Latham: I have decided to do whatever my wife tells me. No, we have not, Dean, made any decision yet. I have not -- we're looking at a lot of different options. I certainly want to stay involved in one way or another in the process. I have a lot of dear friends certainly here at home but also in Washington that I want to stay in contact with and still have interaction. For a year you can't talk about any issues with your former colleagues. But we have not made a decision. But we've got five grandchildren here and three --

Borg: Does that mean maintaining a residence, you're in Des Moines right now, does that mean a Des Moines residence?

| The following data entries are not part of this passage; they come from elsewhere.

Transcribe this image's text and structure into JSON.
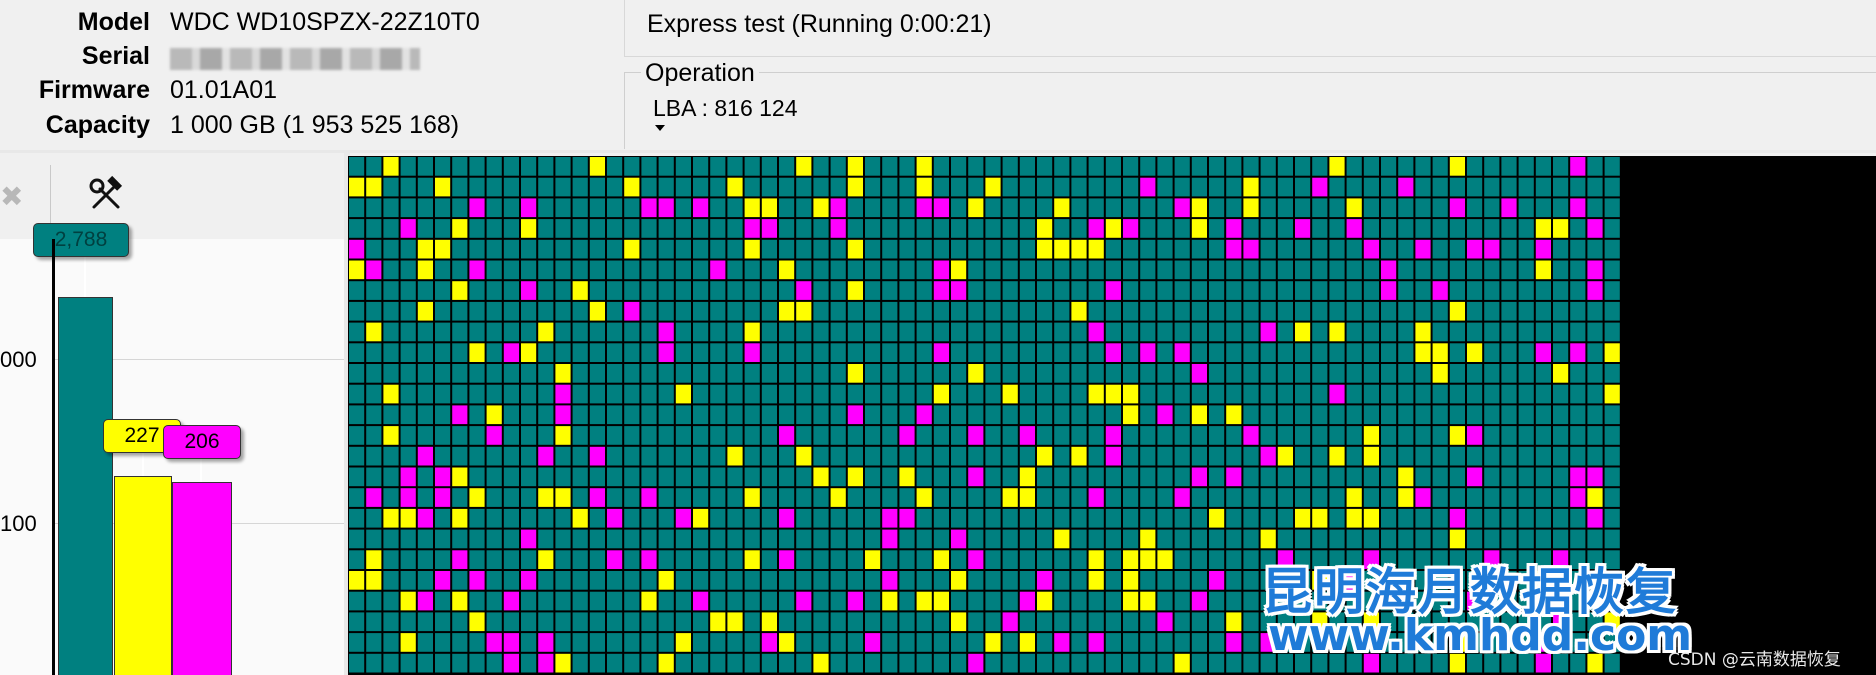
{
  "drive_info": {
    "model_label": "Model",
    "model_value": "WDC WD10SPZX-22Z10T0",
    "serial_label": "Serial",
    "firmware_label": "Firmware",
    "firmware_value": "01.01A01",
    "capacity_label": "Capacity",
    "capacity_value": "1 000 GB (1 953 525 168)"
  },
  "status": {
    "text": "Express test (Running 0:00:21)"
  },
  "operation": {
    "legend": "Operation",
    "lba_text": "LBA : 816 124"
  },
  "toolbar": {
    "tools_icon": "hammer-wrench-icon",
    "disabled_icon": "puzzle-icon"
  },
  "chart_data": {
    "type": "bar",
    "ytick_labels": [
      "000",
      "100"
    ],
    "bars": [
      {
        "color": "#008080",
        "label": "2,788"
      },
      {
        "color": "#ffff00",
        "label": "227"
      },
      {
        "color": "#ff00ff",
        "label": "206"
      }
    ]
  },
  "block_map": {
    "colors": {
      "normal": "#008080",
      "slow": "#ffff00",
      "very_slow": "#ff00ff",
      "border": "#000000"
    },
    "columns": 74,
    "rows": 25
  },
  "watermark": {
    "cn": "昆明海月数据恢复",
    "url": "www.kmhdd.com",
    "csdn": "CSDN @云南数据恢复"
  }
}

Latham: Oh absolutely. We're not moving anywhere. We're going to stay here.

Borg: Not back to Alexander where you started out south of Mason City?

Latham: No. We've sold our house up there and we're very happy. My two daughters, three grandchildren are right in the Des Moines area here, Clive where we live. But they actually live in Polk City.

Borg: But you mentioned maintaining contacts in Washington, D.C. Does that mean a residence also in D.C.?

Latham: We still have the place that we've had for 17 years out there. We haven't made a decision yet whether to keep that or to sell that.

Borg: When do you think you might know?

Latham: I would -- in the next few months. I'm going to take some time. Kathy and I are going to spend some time in January maybe where it's a little warmer and actually talk about it and really try to figure it out.

Borg: Well I was trying when I asked when the decision will be made to program when we'll want you back to announce it on Iowa Press. Thanks for being with us today.

Latham: Whenever you'd like. Merry Christmas to everybody and thank you for the great job that you do here on Iowa Press. It's a great service.

Borg: Thank you, Congressman. Next week Vermont U.S. Senator Bernie Sanders will be at the Iowa Press table. He's a political independent now considering a run for the presidency. Same times next week, 7:30 Friday night and noon on Sunday. And, as Congressman Latham has said, as you gather with your families now during the holiday season best wishes from all of us for a very pleasant time. I'm Dean Borg. Thanks for joining us today.